In a recent tweet, Amul said, “A new wave of freshness with milk and curd is coming to Bengaluru. More information is coming soon. #LaunchAlert. From Kengeri to Whitefield, wishing everyone a Taaza day.”
The tweet came in the backdrop of a statement made by union home minister Amit Shah in Mandya on the ‘coming together’ of the two milk cooperatives. “Together, Amul and Nandini will help set up primary dairies in every village of Karnataka within three years,” Shah allegedly said, triggering a chain of reactions.
The ruling BJP in Karnataka later clarified that the statement did not mean a merger of the two cooperatives. Karnataka minister for cooperatives ST Somashekar said there was no proposal to merge KMF and Amul and hit out at the Congress and the Janata Dal (Secular) for turning the entry of Amul “into a political issue ahead of elections”.
Congress leader and former Karnataka chief minister Siddaramaiah said, “All Kannadigas should pledge not to buy Amul products.

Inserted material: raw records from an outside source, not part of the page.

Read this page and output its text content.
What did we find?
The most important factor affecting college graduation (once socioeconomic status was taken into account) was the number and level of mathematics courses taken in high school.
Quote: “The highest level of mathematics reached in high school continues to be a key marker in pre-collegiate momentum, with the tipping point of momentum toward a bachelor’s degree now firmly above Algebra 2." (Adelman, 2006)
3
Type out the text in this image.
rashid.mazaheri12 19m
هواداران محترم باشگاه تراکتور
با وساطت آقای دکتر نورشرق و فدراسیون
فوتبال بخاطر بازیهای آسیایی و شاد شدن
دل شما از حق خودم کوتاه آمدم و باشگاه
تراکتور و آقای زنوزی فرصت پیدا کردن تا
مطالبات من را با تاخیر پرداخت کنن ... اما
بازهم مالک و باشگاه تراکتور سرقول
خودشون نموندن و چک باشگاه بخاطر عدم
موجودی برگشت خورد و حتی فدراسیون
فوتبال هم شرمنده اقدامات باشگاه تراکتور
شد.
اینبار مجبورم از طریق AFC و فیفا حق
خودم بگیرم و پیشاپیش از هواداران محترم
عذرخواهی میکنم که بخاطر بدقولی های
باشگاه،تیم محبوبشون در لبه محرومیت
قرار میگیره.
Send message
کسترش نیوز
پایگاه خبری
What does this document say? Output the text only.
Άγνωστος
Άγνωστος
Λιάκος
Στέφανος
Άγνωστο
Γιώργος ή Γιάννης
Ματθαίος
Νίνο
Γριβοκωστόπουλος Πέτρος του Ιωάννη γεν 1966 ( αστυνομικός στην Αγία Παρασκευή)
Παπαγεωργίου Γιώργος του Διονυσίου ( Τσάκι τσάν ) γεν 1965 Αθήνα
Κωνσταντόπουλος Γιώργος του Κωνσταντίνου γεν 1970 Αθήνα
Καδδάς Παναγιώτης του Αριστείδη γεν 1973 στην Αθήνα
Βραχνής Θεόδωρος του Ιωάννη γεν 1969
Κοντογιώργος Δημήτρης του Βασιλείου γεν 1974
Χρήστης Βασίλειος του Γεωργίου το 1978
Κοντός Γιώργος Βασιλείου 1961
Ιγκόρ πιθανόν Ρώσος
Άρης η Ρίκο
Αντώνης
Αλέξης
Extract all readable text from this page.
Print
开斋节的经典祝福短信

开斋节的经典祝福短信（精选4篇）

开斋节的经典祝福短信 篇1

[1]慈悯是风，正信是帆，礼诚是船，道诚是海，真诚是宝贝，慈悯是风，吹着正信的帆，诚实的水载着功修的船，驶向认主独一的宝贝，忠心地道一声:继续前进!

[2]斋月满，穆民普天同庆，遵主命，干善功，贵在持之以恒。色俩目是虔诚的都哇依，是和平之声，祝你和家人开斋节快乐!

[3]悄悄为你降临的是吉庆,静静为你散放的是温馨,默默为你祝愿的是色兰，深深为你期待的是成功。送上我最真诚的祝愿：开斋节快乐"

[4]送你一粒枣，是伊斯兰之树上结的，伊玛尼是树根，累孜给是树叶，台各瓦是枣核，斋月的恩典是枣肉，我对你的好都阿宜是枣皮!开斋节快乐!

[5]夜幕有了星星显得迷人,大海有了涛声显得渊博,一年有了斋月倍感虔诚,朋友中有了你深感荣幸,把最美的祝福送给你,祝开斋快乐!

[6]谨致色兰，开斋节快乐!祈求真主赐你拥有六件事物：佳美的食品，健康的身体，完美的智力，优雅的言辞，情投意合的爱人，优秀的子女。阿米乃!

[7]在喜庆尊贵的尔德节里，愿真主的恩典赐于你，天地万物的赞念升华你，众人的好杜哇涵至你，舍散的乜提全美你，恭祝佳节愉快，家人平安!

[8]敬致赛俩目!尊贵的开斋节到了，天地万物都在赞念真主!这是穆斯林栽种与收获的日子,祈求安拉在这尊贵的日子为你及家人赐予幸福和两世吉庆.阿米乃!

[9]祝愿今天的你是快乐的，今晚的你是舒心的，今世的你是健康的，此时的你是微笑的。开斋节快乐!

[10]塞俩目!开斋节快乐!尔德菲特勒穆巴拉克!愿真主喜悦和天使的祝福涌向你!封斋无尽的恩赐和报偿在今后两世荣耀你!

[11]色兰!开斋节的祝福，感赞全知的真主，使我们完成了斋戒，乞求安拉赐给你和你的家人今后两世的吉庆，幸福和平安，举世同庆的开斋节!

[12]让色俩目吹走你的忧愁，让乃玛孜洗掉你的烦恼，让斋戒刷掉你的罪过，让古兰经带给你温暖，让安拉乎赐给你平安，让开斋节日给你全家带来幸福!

All Kannadigas have to unanimously resist the usurpation of the KMF, which has been built for the welfare of the farmers of the country. All Kannadigas should pledge not to buy Amul products.”
The hashtags #GoBackAmul and #SaveNandini started trending on Twitter. One of the growing concerns among some sections of Kannadigas is that the entry of Amul in Karnataka will pose a threat to Nandini.

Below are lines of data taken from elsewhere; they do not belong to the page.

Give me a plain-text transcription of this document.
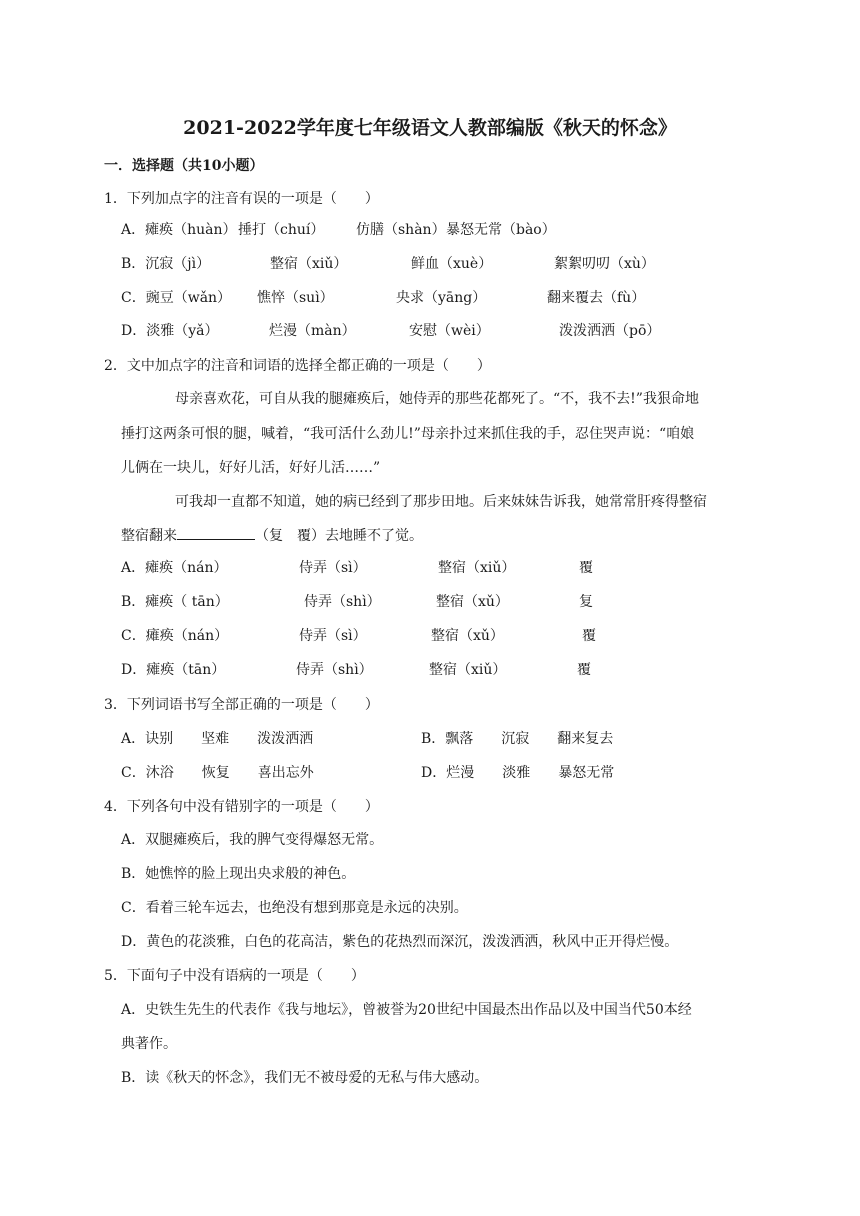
2021-2022学年度七年级语文人教部编版《秋天的怀念》
一．选择题（共10小题）
1．下列加点字的注音有误的一项是（　　）
A．瘫痪（huàn） 捶打（chuí） 仿膳（shàn） 暴怒无常（bào）
B．沉寂（jì）	整宿（xiǔ）	鲜血（xuè）	絮絮叨叨（xù）
C．豌豆（wǎn） 憔悴（suì）	央求（yāng）	翻来覆去（fù）
D．淡雅（yǎ）	烂漫（màn）	安慰（wèi）	泼泼洒洒（pō）
2．文中加点字的注音和词语的选择全都正确的一项是（　　）
母亲喜欢花，可自从我的腿瘫痪后，她侍弄的那些花都死了。“不，我不去!”我狠命地
捶打这两条可恨的腿，喊着，“我可活什么劲儿!”母亲扑过来抓住我的手，忍住哭声说：“咱娘
儿俩在一块儿，好好儿活，好好儿活……”
可我却一直都不知道，她的病已经到了那步田地。后来妹妹告诉我，她常常肝疼得整宿
整宿翻来	（复　覆）去地睡不了觉。
A．瘫痪（nán）	侍弄（sì）	整宿（xiǔ）	覆
B．瘫痪（ tān）	侍弄（shì）	整宿（xǔ）	复
C．瘫痪（nán）	侍弄（sì）	整宿（xǔ）	覆
D．瘫痪（tān）	侍弄（shì）	整宿（xiǔ）	覆
3．下列词语书写全部正确的一项是（　　）
A．诀别　　坚难　　泼泼洒洒	B．飘落　　沉寂　　翻来复去
C．沐浴　　恢复　　喜出忘外	D．烂漫　　淡雅　　暴怒无常
4．下列各句中没有错别字的一项是（　　）
A．双腿瘫痪后，我的脾气变得爆怒无常。
B．她憔悴的脸上现出央求般的神色。
C．看着三轮车远去，也绝没有想到那竟是永远的决别。
D．黄色的花淡雅，白色的花高洁，紫色的花热烈而深沉，泼泼洒洒，秋风中正开得烂慢。
5．下面句子中没有语病的一项是（　　）
A．史铁生先生的代表作《我与地坛》，曾被誉为20世纪中国最杰出作品以及中国当代50本经
典著作。
B．读《秋天的怀念》，我们无不被母爱的无私与伟大感动。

Business daily Mint reports the Gujarat Cooperative Milk Marketing Federation (GCMMF), which markets Amul, may find it hard to get a foothold in Karnataka and take on the formidable KMF, which is the second largest dairy cooperative in the country and South India.
KMF’s milk under the Nandini brand is one of the cheapest in the country. A comparison shows that consumers purchasing one liter of toned milk have to pay ₹39 in Bengaluru whereas Amul sells one liter of toned milk for ₹52 in Gujarat and ₹54 in Delhi.
A liter of full cream milk costs ₹66 in Delhi and ₹64 in Gujarat while the Nandini brand full cream milk costs ₹24 for 450 ml and ₹50 for 900 ml. A kg of curd under the Nandini brand is available for ₹47 per kg whereas it costs around ₹67 per kg of curd under Amul. KMF can supply milk at a such low price as it gets subsidies from the government. The Karnataka government has given around ₹1,200 crore incentives annually, according to reports.
KMF has 16 milk unions in all the districts of the state, which procure milk from primary dairy cooperative societies and distribute it to consumers in various urban and rural markets in Karnataka.
Amid the controversy, Indian Express quoted GCMMF managing director Jayen Mehta as saying that the company’s entry into Karnataka’s dairy market is not to compete but to coexist with Nandini. “It is not about Amul versus Nandini but it is Amul and Nandini. Both are farmer-owned cooperatives working on similar interests. We are not here to compete with Nandini,” Mehta told the newspaper. According to Mehta, Amul sells 6000-8000 liters per day in Belgaum and Hubli, compared to Nandini, which sells 1.25-1.3 lakh liters per day.
To protest the entry of Amul, hotels in Bengaluru have decided to use only Nandini brand to ‘support the state’s (dairy) farmers’. The Bruhat Bengaluru Hotels Association, without naming Amul, said Kannadigas should only promote Nandini milk products.
“We are all proud of Karnataka’s Nandini milk produced by our farmers and it should be encouraged. In our city, clean and delicious coffee stands as the backbone of snacks. And we encourage it with great pride. It has been heard that milk from other states is being shipped to Karnataka recently. We are all Nandini,” read a statement from Bruhat Bengaluru Hotels Association.